Si certains aiment regarder les matchs au calme pour analyser au mieux le jeu, la plupart des amoureux de ce sport préfèrent la convivialité et la passion d’un groupe d’amis. Au bar, dans son canapé ou au stade, le foot se vit entre potes pour voir qui criera le plus fort.
Supporter marseillais expatrié à Paris, Azwaw garde la même routine à chaque match de l’OM depuis plusieurs années et ne s’en lasse absolument pas. Il envoie d’abord un message sur son groupe WhatsApp fétiche, et si la photo de profil à l’effigie de l’acteur fan du PSG Raphaël Quenard peut prêter à confusion, il s’agit bien d’une discussion de dix Sudistes montés à la capitale pour le travail et avides de trouver un refuge diffusant les rencontres olympiennes. En réalité, le lieu est choisi depuis belle lurette, il ne reste qu’à savoir qui sera de la partie. Au bar L’Artiste, dans le 15e arrondissement de Paris, le patron, devenu un ami de la petite troupe, est aussi supporter de l’OM et accueille ses hôtes une à plusieurs fois par semaine. Azwaw, lui, est toujours placé au même endroit : plein axe de l’établissement, face à la télé. « Il ne faut pas faire de contorsion », analyse celui qui avoue ne « plus prendre le risque de voir un match important ailleurs et avec d’autres personnes ».

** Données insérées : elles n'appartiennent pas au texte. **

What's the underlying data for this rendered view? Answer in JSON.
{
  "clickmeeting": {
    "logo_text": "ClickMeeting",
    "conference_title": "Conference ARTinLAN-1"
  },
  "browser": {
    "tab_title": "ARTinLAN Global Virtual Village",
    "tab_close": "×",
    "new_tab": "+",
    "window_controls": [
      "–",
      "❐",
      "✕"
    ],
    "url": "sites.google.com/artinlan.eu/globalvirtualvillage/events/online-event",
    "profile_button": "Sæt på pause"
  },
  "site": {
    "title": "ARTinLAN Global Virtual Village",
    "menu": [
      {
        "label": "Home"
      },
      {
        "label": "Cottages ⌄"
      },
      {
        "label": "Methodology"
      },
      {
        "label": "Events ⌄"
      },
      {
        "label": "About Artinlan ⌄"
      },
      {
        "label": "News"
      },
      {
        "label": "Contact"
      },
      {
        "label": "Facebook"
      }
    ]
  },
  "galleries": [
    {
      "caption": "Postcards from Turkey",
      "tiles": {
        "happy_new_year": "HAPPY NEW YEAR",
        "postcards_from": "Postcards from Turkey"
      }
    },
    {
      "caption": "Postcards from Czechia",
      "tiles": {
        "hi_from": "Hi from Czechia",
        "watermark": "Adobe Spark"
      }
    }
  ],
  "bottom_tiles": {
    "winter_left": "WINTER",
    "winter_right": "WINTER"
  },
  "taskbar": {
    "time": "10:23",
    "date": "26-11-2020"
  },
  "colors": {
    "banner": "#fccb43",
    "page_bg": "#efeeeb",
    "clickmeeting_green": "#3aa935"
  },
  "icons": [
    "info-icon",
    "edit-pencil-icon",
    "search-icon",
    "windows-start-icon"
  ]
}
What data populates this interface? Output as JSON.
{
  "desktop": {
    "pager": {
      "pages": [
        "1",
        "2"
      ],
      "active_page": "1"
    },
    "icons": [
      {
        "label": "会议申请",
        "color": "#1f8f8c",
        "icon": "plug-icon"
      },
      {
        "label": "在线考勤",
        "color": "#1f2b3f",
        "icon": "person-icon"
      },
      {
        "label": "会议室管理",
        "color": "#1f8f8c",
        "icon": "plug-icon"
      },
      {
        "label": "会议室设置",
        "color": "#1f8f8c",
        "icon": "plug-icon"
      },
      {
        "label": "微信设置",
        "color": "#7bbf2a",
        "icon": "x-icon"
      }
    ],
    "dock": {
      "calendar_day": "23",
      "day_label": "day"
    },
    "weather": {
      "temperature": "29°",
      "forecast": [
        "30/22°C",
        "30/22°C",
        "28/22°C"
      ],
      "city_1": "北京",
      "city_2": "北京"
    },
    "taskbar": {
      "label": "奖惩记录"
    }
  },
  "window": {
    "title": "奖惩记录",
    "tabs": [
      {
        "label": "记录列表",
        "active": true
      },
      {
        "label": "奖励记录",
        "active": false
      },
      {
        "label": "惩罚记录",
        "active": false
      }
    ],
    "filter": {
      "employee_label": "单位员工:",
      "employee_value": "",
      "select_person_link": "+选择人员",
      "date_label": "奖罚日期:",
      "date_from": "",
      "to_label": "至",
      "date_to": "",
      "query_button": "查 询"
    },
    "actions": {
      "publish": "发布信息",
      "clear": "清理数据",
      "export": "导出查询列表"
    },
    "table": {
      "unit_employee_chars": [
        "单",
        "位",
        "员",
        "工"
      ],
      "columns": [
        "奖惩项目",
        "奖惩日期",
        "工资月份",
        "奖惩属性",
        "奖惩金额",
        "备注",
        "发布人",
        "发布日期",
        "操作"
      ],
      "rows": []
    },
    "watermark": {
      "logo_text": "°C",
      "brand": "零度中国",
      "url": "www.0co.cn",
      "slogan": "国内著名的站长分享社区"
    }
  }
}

Sa meute est composée de trentenaires ayant arpenté les terrains de foot amateur et qui préfèrent désormais affronter la pression dans un verre. Les analyses tactiques vont bon train entre quelques discussions annexes des dix inconnus devenus amis grâce à l’OM. En pratique, comme devant la télé, beaucoup de groupes se sont construits à travers le football. Avant l’avènement des réseaux sociaux, le sport avait cet aspect fédérateur sans commune mesure. En parler à la machine à café ou se retrouver dans le vestiaire le dimanche matin pouvait permettre de faire connaissance avec certaines personnes dont les prénoms étaient inconnus jusque-là – même pas besoin de connaître le patronyme d’ailleurs, l’équipe supportée suffit. Pour « les gars du coin » présentés par Nicolas Renahy dans son ouvrage du même nom, les clubs amateurs des milieux ruraux ont permis à toute une génération orpheline des usines locales de sociabiliser plus facilement.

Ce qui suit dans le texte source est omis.